Counting Circles
Because I had different warm-up routines I wanted to try, I’m this week ending my second go at Counting Circles, and won’t be using them again until next year. But they’ve had a great run! I think the students got a lot out of them, and I experimented with them in lots of different ways, a few of which I captured as pictures, so I wanted to share them below.

One of the earlier things I tried was do work with an open inequality – that can count by any amount they want, as long as they don’t go below 40.

Later on, we counted by monomials and, then, binomials. A fun thing that tricks them up is to swap the order of the binomial. (Commutative property!) Then see how starts adding the wrong thing together, just because they were going left to right.

Later, after we had done exponential functions, I tried out a geometric sequence. But I had to make sure I started low enough that we could get around the class!

Another geometric sequence was the powers of 10. I mostly wanted to make sure they could name them all! They weren’t allowed to just say digits for this one, they had to say the names.

Technically this one is still geometric, though it didn’t feel the same. But I also was a stickler here, too – if a kid said “2 x 26” that’s what I wrote, instead of “2x^26”
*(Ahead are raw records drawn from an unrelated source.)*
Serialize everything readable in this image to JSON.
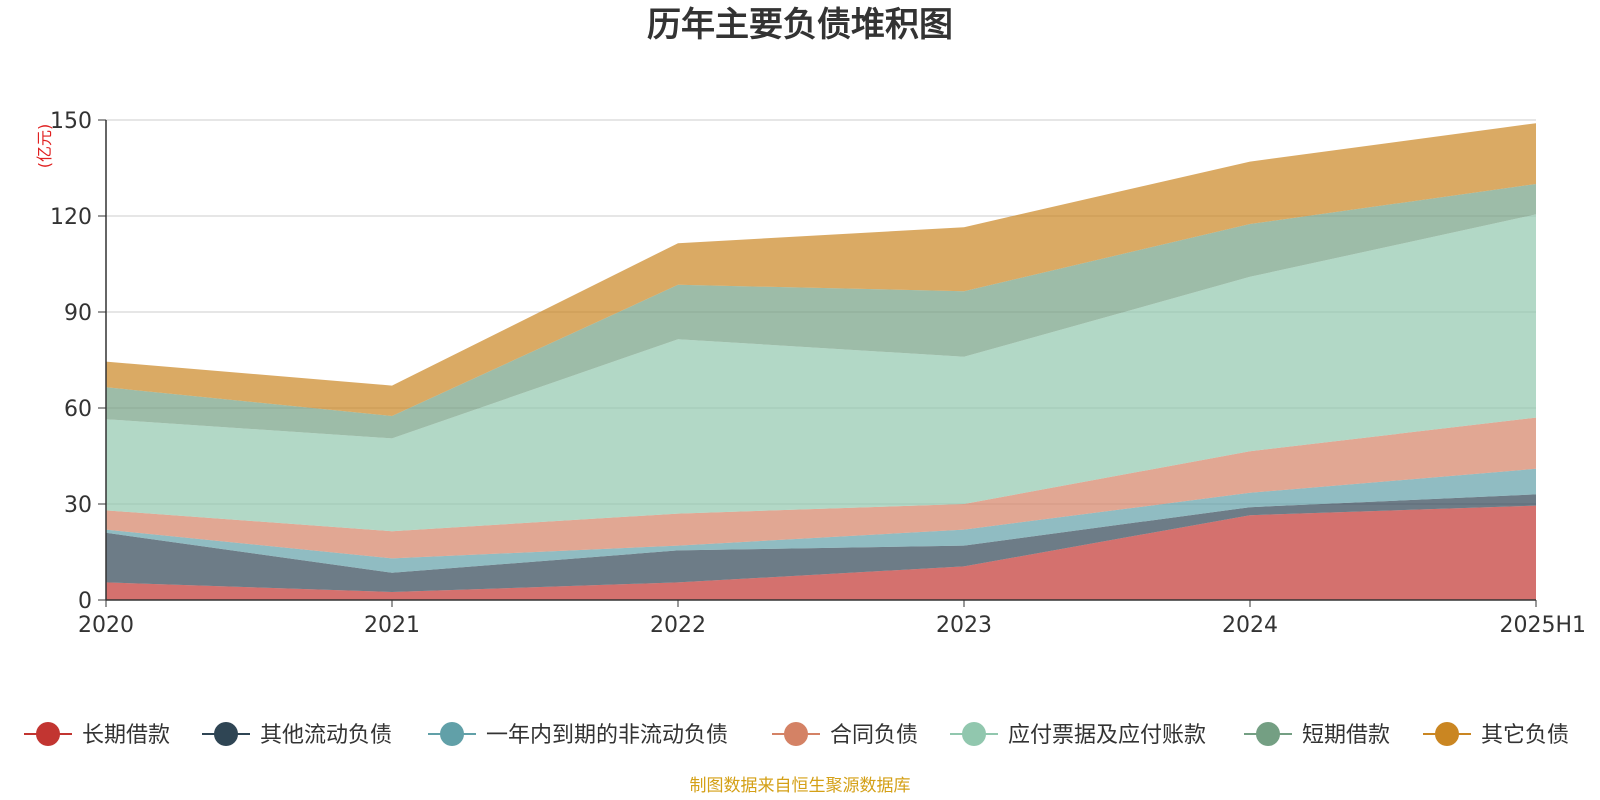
{
  "chart_data": {
    "type": "area",
    "title": "历年主要负债堆积图",
    "unit_label": "(亿元)",
    "source_note": "制图数据来自恒生聚源数据库",
    "categories": [
      "2020",
      "2021",
      "2022",
      "2023",
      "2024",
      "2025H1"
    ],
    "ylim": [
      0,
      150
    ],
    "yticks": [
      "0",
      "30",
      "60",
      "90",
      "120",
      "150"
    ],
    "grid": true,
    "legend_position": "bottom",
    "stacked": true,
    "series": [
      {
        "name": "长期借款",
        "color": "#c23531",
        "values": [
          5.5,
          2.5,
          5.5,
          10.5,
          26.5,
          29.5
        ]
      },
      {
        "name": "其他流动负债",
        "color": "#2f4554",
        "values": [
          15.5,
          6.0,
          10.0,
          6.5,
          2.5,
          3.5
        ]
      },
      {
        "name": "一年内到期的非流动负债",
        "color": "#61a0a8",
        "values": [
          1.0,
          4.5,
          1.5,
          5.0,
          4.5,
          8.0
        ]
      },
      {
        "name": "合同负债",
        "color": "#d48265",
        "values": [
          6.0,
          8.5,
          10.0,
          8.0,
          13.0,
          16.0
        ]
      },
      {
        "name": "应付票据及应付账款",
        "color": "#91c7ae",
        "values": [
          28.5,
          29.0,
          54.5,
          46.0,
          54.5,
          63.5
        ]
      },
      {
        "name": "短期借款",
        "color": "#749f83",
        "values": [
          10.0,
          7.0,
          17.0,
          20.5,
          16.5,
          9.5
        ]
      },
      {
        "name": "其它负债",
        "color": "#ca8622",
        "values": [
          8.0,
          9.5,
          13.0,
          20.0,
          19.5,
          19.0
        ]
      }
    ]
  }
}
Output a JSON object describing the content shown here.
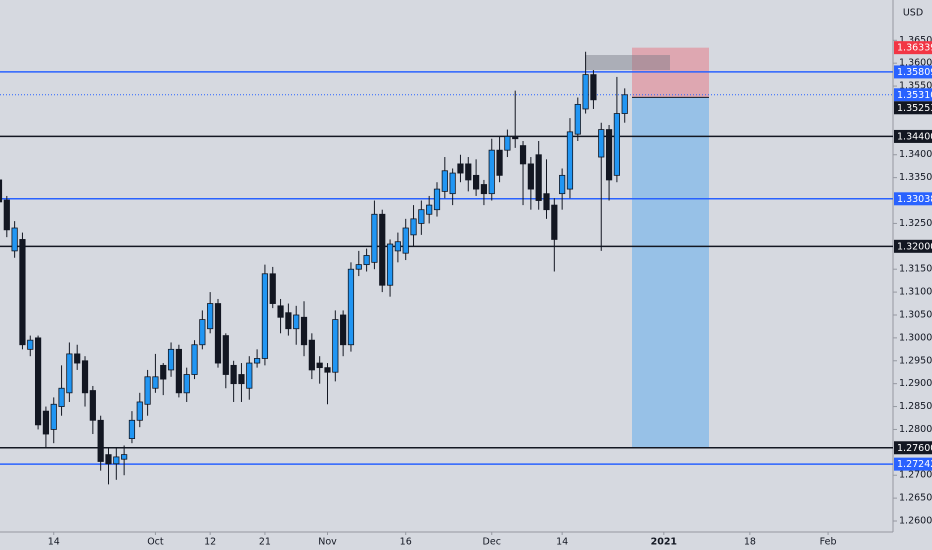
{
  "chart_data": {
    "type": "candlestick",
    "axis_unit": "USD",
    "x": [
      0,
      1,
      2,
      3,
      4,
      5,
      6,
      7,
      8,
      9,
      10,
      11,
      12,
      13,
      14,
      15,
      16,
      17,
      18,
      19,
      20,
      21,
      22,
      23,
      24,
      25,
      26,
      27,
      28,
      29,
      30,
      31,
      32,
      33,
      34,
      35,
      36,
      37,
      38,
      39,
      40,
      41,
      42,
      43,
      44,
      45,
      46,
      47,
      48,
      49,
      50,
      51,
      52,
      53,
      54,
      55,
      56,
      57,
      58,
      59,
      60,
      61,
      62,
      63,
      64,
      65,
      66,
      67,
      68,
      69,
      70,
      71,
      72,
      73,
      74,
      75,
      76,
      77,
      78,
      79,
      80
    ],
    "open": [
      1.3345,
      1.3301,
      1.319,
      1.3215,
      1.2975,
      1.3,
      1.284,
      1.28,
      1.285,
      1.288,
      1.2965,
      1.295,
      1.2885,
      1.282,
      1.2745,
      1.2725,
      1.2735,
      1.278,
      1.282,
      1.2855,
      1.289,
      1.294,
      1.293,
      1.2975,
      1.288,
      1.292,
      1.2985,
      1.302,
      1.3075,
      1.3005,
      1.294,
      1.292,
      1.289,
      1.2945,
      1.2955,
      1.314,
      1.307,
      1.3055,
      1.302,
      1.3045,
      1.2995,
      1.2945,
      1.2935,
      1.2925,
      1.305,
      1.2985,
      1.315,
      1.316,
      1.3165,
      1.327,
      1.3115,
      1.319,
      1.3185,
      1.3225,
      1.325,
      1.327,
      1.328,
      1.332,
      1.3315,
      1.338,
      1.338,
      1.3355,
      1.3335,
      1.3315,
      1.341,
      1.341,
      1.344,
      1.342,
      1.338,
      1.34,
      1.3315,
      1.329,
      1.3315,
      1.3325,
      1.3445,
      1.35,
      1.3575,
      1.3395,
      1.3455,
      1.3355,
      1.349
    ],
    "high": [
      1.3355,
      1.331,
      1.3255,
      1.323,
      1.3005,
      1.3005,
      1.285,
      1.287,
      1.294,
      1.299,
      1.2985,
      1.296,
      1.2895,
      1.283,
      1.276,
      1.276,
      1.2765,
      1.284,
      1.288,
      1.293,
      1.2965,
      1.2945,
      1.299,
      1.2985,
      1.2935,
      1.2995,
      1.306,
      1.31,
      1.3085,
      1.301,
      1.295,
      1.2945,
      1.296,
      1.2975,
      1.316,
      1.3155,
      1.3085,
      1.3075,
      1.307,
      1.308,
      1.301,
      1.296,
      1.2945,
      1.306,
      1.306,
      1.3165,
      1.319,
      1.3195,
      1.33,
      1.328,
      1.3215,
      1.323,
      1.326,
      1.329,
      1.33,
      1.331,
      1.334,
      1.3395,
      1.337,
      1.34,
      1.3395,
      1.339,
      1.3345,
      1.3435,
      1.344,
      1.3455,
      1.354,
      1.343,
      1.3395,
      1.343,
      1.339,
      1.3305,
      1.337,
      1.348,
      1.3525,
      1.3625,
      1.3585,
      1.347,
      1.3465,
      1.357,
      1.3545
    ],
    "low": [
      1.3285,
      1.322,
      1.3175,
      1.2975,
      1.296,
      1.28,
      1.276,
      1.277,
      1.283,
      1.286,
      1.293,
      1.285,
      1.279,
      1.271,
      1.268,
      1.269,
      1.27,
      1.277,
      1.2805,
      1.283,
      1.288,
      1.2875,
      1.2915,
      1.287,
      1.286,
      1.291,
      1.2975,
      1.301,
      1.2935,
      1.289,
      1.286,
      1.286,
      1.2865,
      1.2935,
      1.294,
      1.3065,
      1.301,
      1.3005,
      1.2985,
      1.296,
      1.291,
      1.29,
      1.2855,
      1.2905,
      1.296,
      1.297,
      1.3135,
      1.3145,
      1.315,
      1.31,
      1.309,
      1.3165,
      1.317,
      1.32,
      1.3225,
      1.325,
      1.3265,
      1.3305,
      1.329,
      1.334,
      1.332,
      1.331,
      1.329,
      1.33,
      1.334,
      1.3395,
      1.3415,
      1.329,
      1.328,
      1.328,
      1.326,
      1.3145,
      1.328,
      1.3305,
      1.343,
      1.349,
      1.35,
      1.319,
      1.33,
      1.334,
      1.347
    ],
    "close": [
      1.3297,
      1.3236,
      1.324,
      1.2985,
      1.2995,
      1.281,
      1.279,
      1.2855,
      1.289,
      1.2965,
      1.2945,
      1.288,
      1.282,
      1.273,
      1.2725,
      1.274,
      1.2745,
      1.282,
      1.286,
      1.2915,
      1.2915,
      1.291,
      1.2975,
      1.288,
      1.292,
      1.2985,
      1.304,
      1.3075,
      1.2945,
      1.292,
      1.29,
      1.29,
      1.2945,
      1.2955,
      1.314,
      1.3075,
      1.3045,
      1.302,
      1.305,
      1.2985,
      1.293,
      1.2935,
      1.2925,
      1.304,
      1.2985,
      1.315,
      1.316,
      1.318,
      1.327,
      1.3115,
      1.3205,
      1.321,
      1.324,
      1.326,
      1.328,
      1.329,
      1.3325,
      1.3365,
      1.336,
      1.336,
      1.3345,
      1.3325,
      1.3315,
      1.341,
      1.3355,
      1.344,
      1.3435,
      1.338,
      1.3325,
      1.33,
      1.328,
      1.3215,
      1.3355,
      1.345,
      1.351,
      1.3575,
      1.352,
      1.3455,
      1.3345,
      1.349,
      1.3531
    ],
    "up_color": "#2196f3",
    "down_color": "#131722",
    "xlim": [
      0.13,
      114.3
    ],
    "xticks": [
      {
        "value": 7,
        "label": "14"
      },
      {
        "value": 20,
        "label": "Oct"
      },
      {
        "value": 27,
        "label": "12"
      },
      {
        "value": 34,
        "label": "21"
      },
      {
        "value": 42,
        "label": "Nov"
      },
      {
        "value": 52,
        "label": "16"
      },
      {
        "value": 63,
        "label": "Dec"
      },
      {
        "value": 72,
        "label": "14"
      },
      {
        "value": 85,
        "label": "2021"
      },
      {
        "value": 96,
        "label": "18"
      },
      {
        "value": 106,
        "label": "Feb"
      }
    ],
    "ylim": [
      1.2576,
      1.3738
    ],
    "yticks": [
      {
        "value": 1.365,
        "label": "1.36500"
      },
      {
        "value": 1.36,
        "label": "1.36000"
      },
      {
        "value": 1.355,
        "label": "1.35500"
      },
      {
        "value": 1.34,
        "label": "1.34000"
      },
      {
        "value": 1.335,
        "label": "1.33500"
      },
      {
        "value": 1.325,
        "label": "1.32500"
      },
      {
        "value": 1.315,
        "label": "1.31500"
      },
      {
        "value": 1.31,
        "label": "1.31000"
      },
      {
        "value": 1.305,
        "label": "1.30500"
      },
      {
        "value": 1.3,
        "label": "1.30000"
      },
      {
        "value": 1.295,
        "label": "1.29500"
      },
      {
        "value": 1.29,
        "label": "1.29000"
      },
      {
        "value": 1.285,
        "label": "1.28500"
      },
      {
        "value": 1.28,
        "label": "1.28000"
      },
      {
        "value": 1.27,
        "label": "1.27000"
      },
      {
        "value": 1.265,
        "label": "1.26500"
      },
      {
        "value": 1.26,
        "label": "1.26000"
      }
    ],
    "levels": [
      {
        "value": 1.36339,
        "color": "#f23645",
        "style": "none"
      },
      {
        "value": 1.35809,
        "color": "#2962ff",
        "style": "solid"
      },
      {
        "value": 1.3531,
        "label": "1.35310",
        "color": "#2962ff",
        "style": "dotted"
      },
      {
        "value": 1.35253,
        "color": "#131722",
        "style": "none"
      },
      {
        "value": 1.344,
        "label": "1.34400",
        "color": "#131722",
        "style": "solid"
      },
      {
        "value": 1.33038,
        "color": "#2962ff",
        "style": "solid"
      },
      {
        "value": 1.32,
        "label": "1.32000",
        "color": "#131722",
        "style": "solid"
      },
      {
        "value": 1.276,
        "label": "1.27600",
        "color": "#131722",
        "style": "solid"
      },
      {
        "value": 1.27242,
        "color": "#2962ff",
        "style": "solid"
      }
    ],
    "position": {
      "stop": 1.36339,
      "entry": 1.35253,
      "target": 1.276
    }
  }
}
As my last thing, today we did a quadratic counting circle. Now, we haven’t done quadratic functions yet – that starts next week. So this was somewhat of a preview. They also weren’t expecting the perfect squares – only one students noticed that in time to help them on their turn. There was a lot more collaboration on this circle because they had to refer back explicitly to what the last person did. I’ll do two more of these (triangle numbers tomorrow), and then that’s it!